The most famous of these devotional Mawlid poems is a Turkish version that dates back to about 700 years ago. Written by Suleyman Chelebi, this Mawlid poem (referred to in Turkish as the Mevlut) offers a somewhat rare point of view in Abrahamic traditions: a chance to see a central religious narrative from the point of view of a female character — in this case Muhammad’s (salla Llahu ‘alayhi wa sallam) mother, Amina (radi Allahu ‘anha)
The narrative is something of a “super best friends” episode of great luminous women of religious history: Sayyida Asiya (‘alayhi sallam) (who raised Moses), and Lady Mariam (‘alayhi sallam), the mother of Sayyiduna ‘Isa (‘alayhi sallam)

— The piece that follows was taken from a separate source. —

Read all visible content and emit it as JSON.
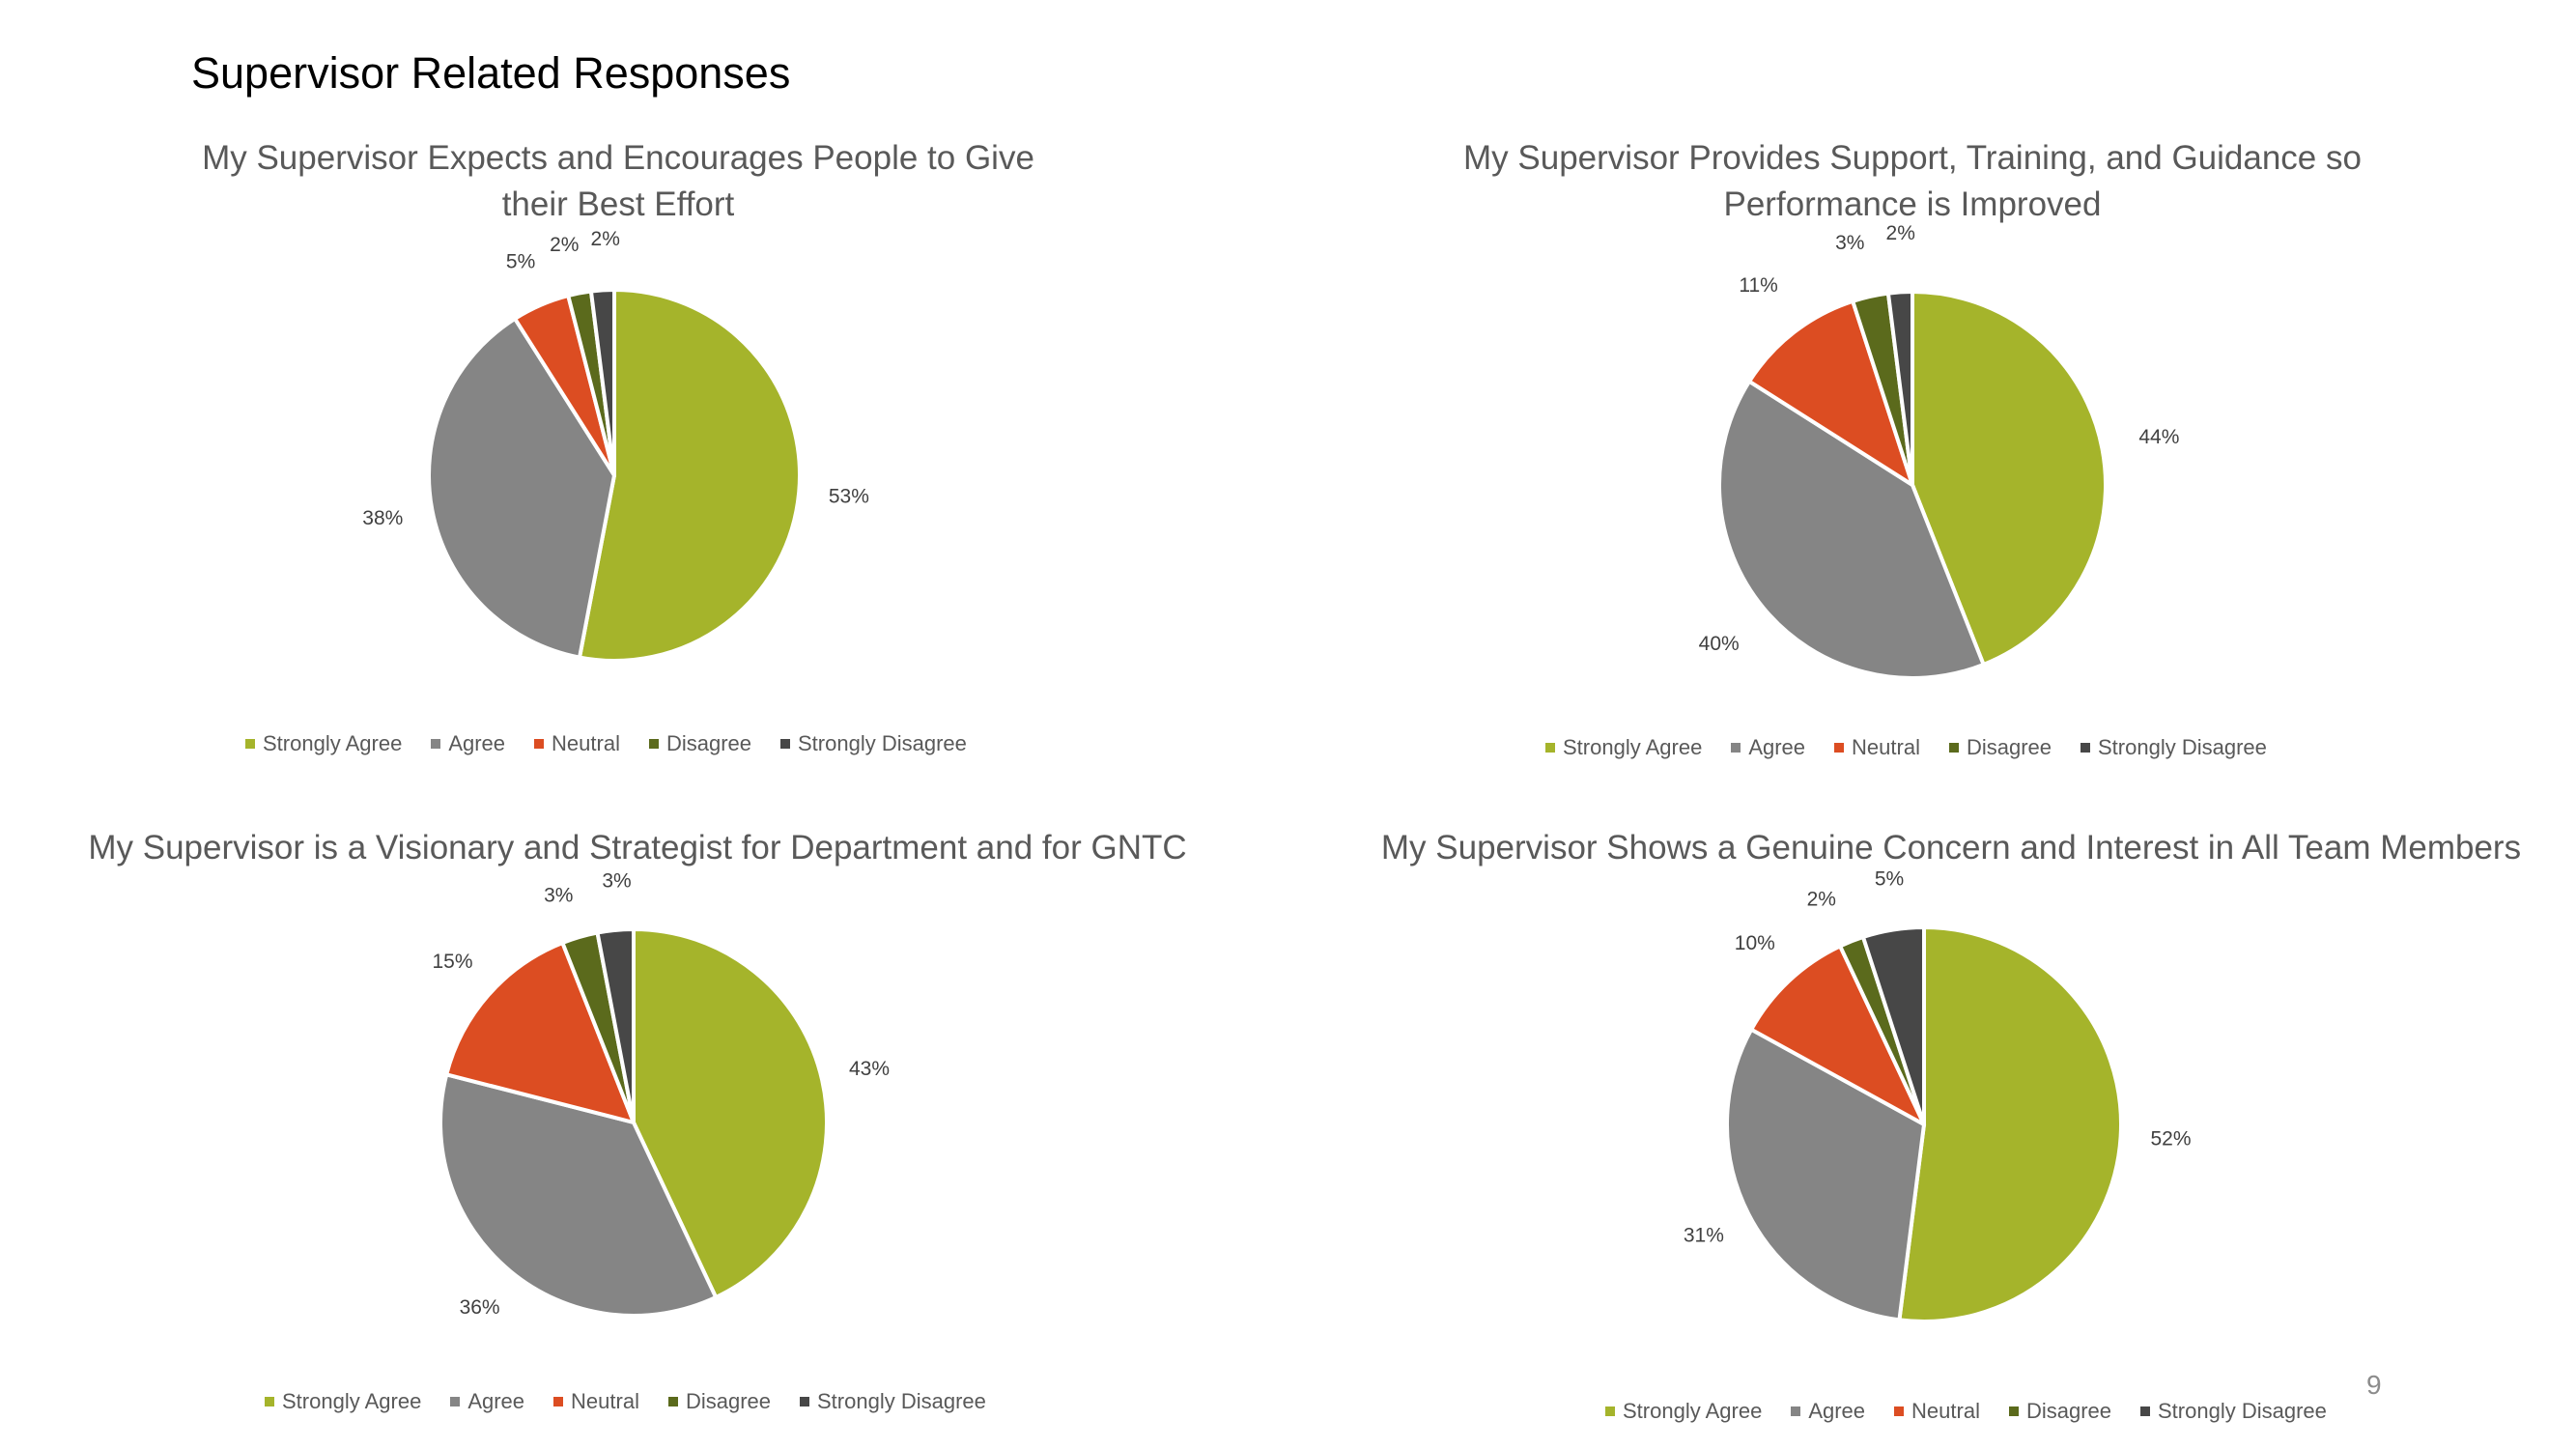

Some have said that of these charming three
One was Asiya of moonlike face,
One was Lady Mary without doubt,
And the third a houri beautiful.
Then these moonfaced three drew gently near
And they greeted me with kindness here;
Then they sat around me, and they gave
The good tidings of Muhammad’s birth;
Said to me: “A son like this your son
Has not come since God has made this world,
And the Mighty One did never grant
Such a lovely son as will be yours.
You have found great happiness,
O dear For from you that virtuous one is born!
He that comes is King of Knowledge high,
Is the mine of gnosis and tawhid [monotheism].
For the love of him the sky revolves,
Men and jinn are longing for his face.
This night is the night that he, so pure
Will suffuse the worlds with radiant light!
This night, earth becomes a Paradise,
This night God shows mercy to the world.
This night those with heart are filled with joy,
This night gives the lovers a new life.